Byline: NICK PAPPS in Melbourne
WITH a simple hug Graham Beveridge's wife and daughter were united in their tragic loss at the Melbourne Grand Prix track yesterday.
Just metres from where the volunteer marshal was killed on Sunday, his wife of 26 years, Karen, and daughter Kelly, 19, held each other and cried.
Minutes earlier they stopped to place flowers by the steel barrier where a tyre ripped through the fence and broke their hearts.
For more than half an hour late yesterday Kelly and Karen walked along the track, near Albert St, holding each other for support as a race official quietly explained what went wrong.
Their silent visit ended a frantic day following the Grand Prix tragedy in which a tyre flew off Jacques Villeneuve's Formula One car and killed Mr Beveridge, a father of three.
Last night, Karen Beveridge spoke about her husband's death. ``He went doing what he loved,'' she said.

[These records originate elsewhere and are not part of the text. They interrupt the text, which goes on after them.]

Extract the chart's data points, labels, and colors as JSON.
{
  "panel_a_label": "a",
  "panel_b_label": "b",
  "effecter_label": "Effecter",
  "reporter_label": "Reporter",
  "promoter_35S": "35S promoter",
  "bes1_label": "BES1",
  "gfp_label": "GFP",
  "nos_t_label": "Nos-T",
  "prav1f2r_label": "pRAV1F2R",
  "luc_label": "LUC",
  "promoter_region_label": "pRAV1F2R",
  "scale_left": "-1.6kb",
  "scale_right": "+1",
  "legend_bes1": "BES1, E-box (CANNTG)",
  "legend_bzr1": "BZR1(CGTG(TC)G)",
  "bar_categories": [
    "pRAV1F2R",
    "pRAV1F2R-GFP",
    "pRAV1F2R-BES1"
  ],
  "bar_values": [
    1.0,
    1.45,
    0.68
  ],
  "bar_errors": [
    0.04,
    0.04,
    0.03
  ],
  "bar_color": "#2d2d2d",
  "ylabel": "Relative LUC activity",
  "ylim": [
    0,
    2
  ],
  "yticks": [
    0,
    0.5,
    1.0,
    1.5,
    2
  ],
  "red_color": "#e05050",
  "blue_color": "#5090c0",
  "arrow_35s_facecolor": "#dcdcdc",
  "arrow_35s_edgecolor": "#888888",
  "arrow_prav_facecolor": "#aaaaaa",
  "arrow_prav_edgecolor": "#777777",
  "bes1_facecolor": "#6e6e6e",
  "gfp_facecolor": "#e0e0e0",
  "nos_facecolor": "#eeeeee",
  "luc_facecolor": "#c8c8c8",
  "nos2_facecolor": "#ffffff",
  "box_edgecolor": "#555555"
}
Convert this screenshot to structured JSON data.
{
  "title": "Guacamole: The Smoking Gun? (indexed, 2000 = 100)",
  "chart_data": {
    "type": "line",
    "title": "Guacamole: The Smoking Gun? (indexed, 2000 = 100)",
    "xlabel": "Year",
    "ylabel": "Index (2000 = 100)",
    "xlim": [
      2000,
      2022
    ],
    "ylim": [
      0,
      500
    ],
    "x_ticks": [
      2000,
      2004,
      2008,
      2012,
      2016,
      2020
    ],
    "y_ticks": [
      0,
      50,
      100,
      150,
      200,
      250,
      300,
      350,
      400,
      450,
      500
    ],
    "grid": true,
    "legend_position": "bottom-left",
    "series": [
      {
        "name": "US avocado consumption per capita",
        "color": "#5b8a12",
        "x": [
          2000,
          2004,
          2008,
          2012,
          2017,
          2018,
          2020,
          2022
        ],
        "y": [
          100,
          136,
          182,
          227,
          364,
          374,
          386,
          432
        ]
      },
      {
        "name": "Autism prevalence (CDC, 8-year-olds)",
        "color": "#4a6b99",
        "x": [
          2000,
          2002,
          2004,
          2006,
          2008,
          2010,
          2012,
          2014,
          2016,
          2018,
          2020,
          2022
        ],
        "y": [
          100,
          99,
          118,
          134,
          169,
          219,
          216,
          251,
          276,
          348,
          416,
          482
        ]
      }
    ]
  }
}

``He knew the dangers of the sport and was passionate about racing.''
Mrs Beveridge said her husband's ``passion as a trackside official was second only to his love of his family,''
Meanwhile, in other developments yesterday:
JACQUES Villeneuve tried desperately to contact the Beveridge family so that he could express his sadness over the death.
POLICE impounded Villeneuve's car for examination in a coronial Inquiry.

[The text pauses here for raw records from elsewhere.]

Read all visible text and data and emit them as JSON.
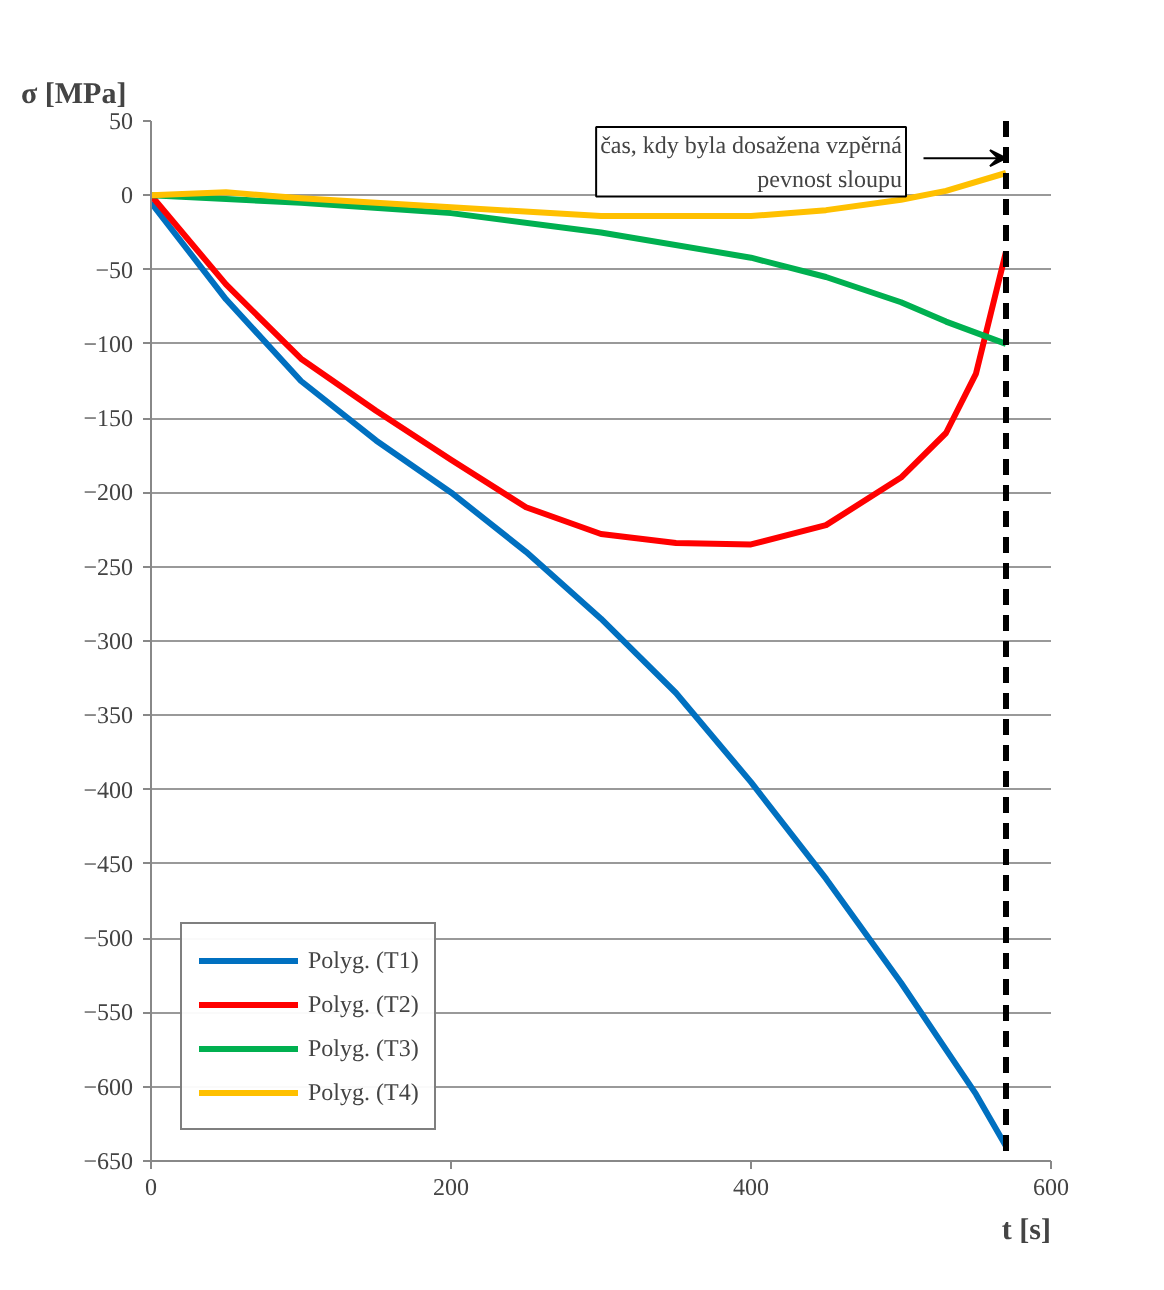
{
  "chart_data": {
    "type": "line",
    "xlabel": "t [s]",
    "ylabel": "σ [MPa]",
    "xlim": [
      0,
      600
    ],
    "xticks": [
      0,
      200,
      400,
      600
    ],
    "ylim": [
      -650,
      50
    ],
    "yticks": [
      50,
      0,
      -50,
      -100,
      -150,
      -200,
      -250,
      -300,
      -350,
      -400,
      -450,
      -500,
      -550,
      -600,
      -650
    ],
    "grid": "y",
    "legend": "bottom left",
    "line_style": "solid",
    "marker": "none",
    "series": [
      {
        "name": "Polyg. (T1)",
        "color": "#0070c0",
        "x": [
          0,
          50,
          100,
          150,
          200,
          250,
          300,
          350,
          400,
          450,
          500,
          530,
          550,
          570
        ],
        "values": [
          -5,
          -70,
          -125,
          -165,
          -200,
          -240,
          -285,
          -335,
          -395,
          -460,
          -530,
          -575,
          -605,
          -640
        ]
      },
      {
        "name": "Polyg. (T2)",
        "color": "#ff0000",
        "x": [
          0,
          50,
          100,
          150,
          200,
          250,
          300,
          350,
          400,
          450,
          500,
          530,
          550,
          570
        ],
        "values": [
          0,
          -60,
          -110,
          -145,
          -178,
          -210,
          -228,
          -234,
          -235,
          -222,
          -190,
          -160,
          -120,
          -38
        ]
      },
      {
        "name": "Polyg. (T3)",
        "color": "#00b050",
        "x": [
          0,
          100,
          200,
          300,
          400,
          450,
          500,
          530,
          570
        ],
        "values": [
          0,
          -5,
          -12,
          -25,
          -42,
          -55,
          -72,
          -85,
          -100
        ]
      },
      {
        "name": "Polyg. (T4)",
        "color": "#ffc000",
        "x": [
          0,
          50,
          100,
          200,
          300,
          400,
          450,
          500,
          530,
          570
        ],
        "values": [
          0,
          2,
          -2,
          -8,
          -14,
          -14,
          -10,
          -3,
          3,
          15
        ]
      }
    ],
    "ref_lines": [
      {
        "axis": "x",
        "value": 570,
        "label": "čas, kdy byla dosažena vzpěrná\npevnost sloupu",
        "color": "#000000",
        "line_style": "dashed"
      }
    ]
  }
}
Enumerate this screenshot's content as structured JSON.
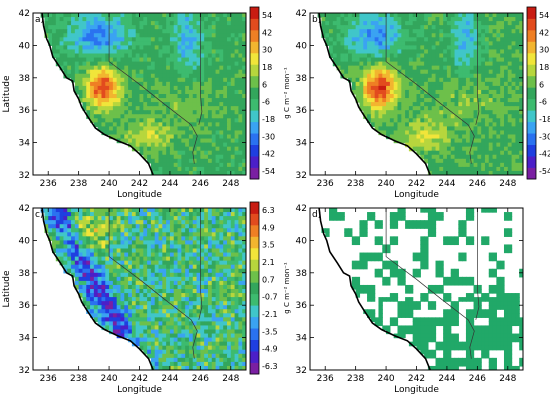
{
  "colors": {
    "colormap": [
      "#7a1fa2",
      "#4b1fc8",
      "#1f3fe0",
      "#2a72f0",
      "#3aa3f2",
      "#40c6c9",
      "#3dbb6f",
      "#33a65c",
      "#6dc04a",
      "#b7d63d",
      "#f1e53a",
      "#f2b52f",
      "#ef7f24",
      "#e24b1e",
      "#c81c12"
    ],
    "sig_fill": "#21a868",
    "coast": "#000000",
    "border": "#333333"
  },
  "chart_data": [
    {
      "type": "heatmap",
      "panel_label": "a)",
      "xlabel": "Longitude",
      "ylabel": "Latitude",
      "xlim": [
        235,
        249
      ],
      "ylim": [
        32,
        42
      ],
      "xticks": [
        "236",
        "238",
        "240",
        "242",
        "244",
        "246",
        "248"
      ],
      "yticks": [
        "32",
        "34",
        "36",
        "38",
        "40",
        "42"
      ],
      "colorbar": {
        "ticks": [
          "54",
          "42",
          "30",
          "18",
          "6",
          "-6",
          "-18",
          "-30",
          "-42",
          "-54"
        ],
        "unit_label": "g C m⁻² mon⁻¹",
        "range": [
          -60,
          60
        ]
      },
      "field_note": "gridded anomaly field over California/Nevada",
      "peak": {
        "lon": 239.6,
        "lat": 37.4,
        "value": 54
      }
    },
    {
      "type": "heatmap",
      "panel_label": "b)",
      "xlabel": "Longitude",
      "ylabel": "",
      "xlim": [
        235,
        249
      ],
      "ylim": [
        32,
        42
      ],
      "xticks": [
        "236",
        "238",
        "240",
        "242",
        "244",
        "246",
        "248"
      ],
      "yticks": [
        "32",
        "34",
        "36",
        "38",
        "40",
        "42"
      ],
      "colorbar": {
        "ticks": [
          "54",
          "42",
          "30",
          "18",
          "6",
          "-6",
          "-18",
          "-30",
          "-42",
          "-54"
        ],
        "unit_label": "g C m⁻² mon⁻¹",
        "range": [
          -60,
          60
        ]
      },
      "peak": {
        "lon": 239.6,
        "lat": 37.4,
        "value": 54
      }
    },
    {
      "type": "heatmap",
      "panel_label": "c)",
      "xlabel": "Longitude",
      "ylabel": "Latitude",
      "xlim": [
        235,
        249
      ],
      "ylim": [
        32,
        42
      ],
      "xticks": [
        "236",
        "238",
        "240",
        "242",
        "244",
        "246",
        "248"
      ],
      "yticks": [
        "32",
        "34",
        "36",
        "38",
        "40",
        "42"
      ],
      "colorbar": {
        "ticks": [
          "6.3",
          "4.9",
          "3.5",
          "2.1",
          "0.7",
          "-0.7",
          "-2.1",
          "-3.5",
          "-4.9",
          "-6.3"
        ],
        "unit_label": "g C m⁻² mon⁻¹",
        "range": [
          -7,
          7
        ]
      }
    },
    {
      "type": "heatmap",
      "panel_label": "d)",
      "xlabel": "Longitude",
      "ylabel": "",
      "xlim": [
        235,
        249
      ],
      "ylim": [
        32,
        42
      ],
      "xticks": [
        "236",
        "238",
        "240",
        "242",
        "244",
        "246",
        "248"
      ],
      "yticks": [
        "32",
        "34",
        "36",
        "38",
        "40",
        "42"
      ],
      "mask_note": "binary significance mask (green = significant)"
    }
  ]
}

GRAND Prix chiefs defended track safety.
FORMULA One drivers Jacques Villeneuve and Ralf Schumacher were questioned by officials over the death.
TRIBUTES flowed for Mr Beveridge from racing officials across Australia.
Graham Beveridge died just five laps into Sunday's race. He had been manning turn three at the track, when Jacques Villeneuve's car was involved in a collision with Ralf Schumacher and was catapulted along the track at 300km/h severing a tyre which hit and killed Mr Beveridge.
Yesterday, Mr Peter Hansen, the head of Australia's peak motorsport organisation CAMS, said Villeneuve tried unsuccessfully to contact Mrs Beveridge.
``He tried this morning but she was on her way down here,'' Mr Hansen said.
``He has passed on his sincere condolences.
``Everybody is upset.''
Mr Hansen said Mr Beveridge, from Bundaberg in North Queensland, had worked at several Grand Prix races and other races across Australia.
In Melbourne he had been responsible for removing debris from the track and any cars that had stopped.
Mr Hansen said Mr Beveridge was a very dedicated marshal. ``He had a passionate love for motorsport,'' he said.
Mr Hansen also defended the decision to keep the race going after Mr Beveridge died.
He said race officials knew about the dangers.
``It's their wish always that the show must go on,'' he said.
Mrs Beveridge flew into Melbourne yesterday afternoon to be with Karen who had been at the track with her boyfriend when the accident happened.
Earlier, Grand Prix chairman Ron Walker said Mr Beveridge's death was not released during the race, on the family's request.
``We are very sad for his family,'' Mr Walker said.